Topological defects such as vortices and skyrmions have recently gained significant interest in solid state materials as ferroic materials (ferromagnets and ferroelectrics) have become a test bed to realize and control these nanoscale structures. Although this phenomenon is being investigated as a pathway to energy efficient information storage, broader applications in interaction of electromagnetic waves with such features are emerging. In the case of ferroelectrics, boundary condition engineering is used to achieve vortices, skyrmions, and merons in low dimensional epitaxial oxide heterostructures.

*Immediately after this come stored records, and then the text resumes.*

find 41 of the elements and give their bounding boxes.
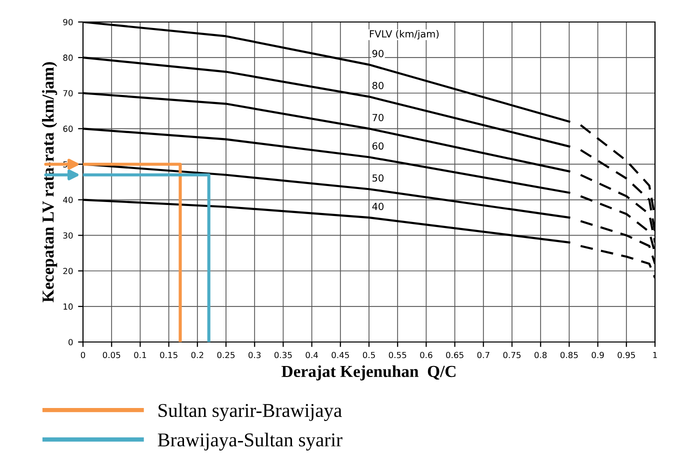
y-tick-label: 80 — [63, 54, 73, 61]
y-tick-label: 60 — [63, 126, 73, 132]
legend-label: Brawijaya-Sultan syarir — [158, 432, 342, 450]
y-tick-label: 0 — [68, 338, 73, 346]
x-tick-label: 0.95 — [618, 352, 635, 358]
x-tick-label: 0 — [80, 352, 86, 358]
x-tick-label: 0.15 — [160, 352, 178, 358]
annotation: 70 — [372, 114, 384, 122]
x-tick-label: 0.7 — [477, 352, 490, 358]
x-tick-label: 0.9 — [592, 352, 604, 358]
x-tick-label: 0.2 — [191, 352, 204, 358]
x-tick-label: 0.55 — [388, 352, 406, 358]
x-tick-label: 0.1 — [134, 352, 146, 358]
annotation: 90 — [372, 50, 384, 58]
y-tick-label: 20 — [63, 268, 73, 274]
annotation: 50 — [372, 174, 384, 182]
x-tick-label: 0.05 — [102, 352, 120, 358]
y-tick-label: 40 — [63, 196, 73, 204]
x-tick-label: 0.6 — [420, 352, 432, 358]
annotation: 60 — [372, 142, 384, 150]
x-tick-label: 0.75 — [503, 352, 521, 358]
y-axis-title: Kecepatan LV rata-rata (km/jam) — [42, 62, 58, 302]
annotation: FVLV (km/jam) — [370, 30, 439, 40]
x-tick-label: 0.8 — [534, 352, 547, 358]
x-tick-label: 0.5 — [362, 352, 375, 358]
x-tick-label: 0.4 — [306, 352, 318, 358]
x-tick-label: 1 — [653, 352, 657, 358]
x-tick-label: 0.45 — [332, 352, 349, 358]
x-tick-label: 0.35 — [274, 352, 292, 358]
x-tick-label: 0.25 — [217, 352, 235, 358]
y-tick-label: 70 — [63, 90, 73, 96]
y-tick-label: 10 — [64, 303, 73, 310]
y-tick-label: 90 — [63, 18, 73, 26]
annotation: 40 — [372, 202, 384, 210]
x-tick-label: 0.65 — [446, 352, 464, 358]
annotation: 80 — [372, 82, 384, 90]
y-tick-label: 30 — [63, 232, 73, 239]
x-axis-title: Derajat Kejenuhan Q/C — [282, 365, 456, 380]
x-tick-label: 0.3 — [248, 352, 261, 358]
legend-label: Sultan syarir-Brawijaya — [158, 403, 342, 422]
x-tick-label: 0.85 — [560, 352, 578, 358]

In this talk, I will introduce the notion that similar phenomenology but at the atomic scale can be achieved in charge density wave phases, especially nominally semiconducting chalcogenides. I will outline my group and other groups efforts in showing non-trivial toroidal polar topologies at the atomic level in chalcogenides with nominally empty conduction band with d-orbital character such as 1T-TiSe₂, Ta₂NiSe₅ and BaTiS₃. Specifically, we use X-ray single crystal diffraction as a probe for high quality single crystals of a quasi-1D hexagonal chalcogenide, BaTiS₃, to reveal complex polar topologies such as vortices, and head-to-head and tail-to-tail arrangement of dipoles. Recent experiments and theoretical studies on the stability and dynamics of these features will also be discussed. Lastly, I will outline how such platforms can broadly enable the search for materials with chiral optical materials and polarization sensitive light-matter interaction.    

Biography

Jayakanth Ravichandran is an Associate Professor in the Mork Family Department of Chemical Engineering and Materials Science with a courtesy appointment in the Ming Hsieh Department of Electrical and Computer Engineering at the University of Southern California. He holds the Philip and Cayley MacDonald endowed early career chair. He serves as a co-director of the Core Center of Excellence in Nano Imaging (CNI) and as the PI of the Army Research Office MURI program. He received his Ph.D. degree from the University of California, Berkeley, in 2011. He performed post-doctoral research at Columbia University and briefly at Harvard University before joining USC in 2015 as an Assistant Professor. His research interests are in materials design, synthesis, characterization, and the physical properties of complex materials for electronic, photonic, and energy applications. His honors include the 2020 TMS Young Leader Professional Development Award and the 2017 Early Career Scholar in Materials Science by the Journal of Materials Research.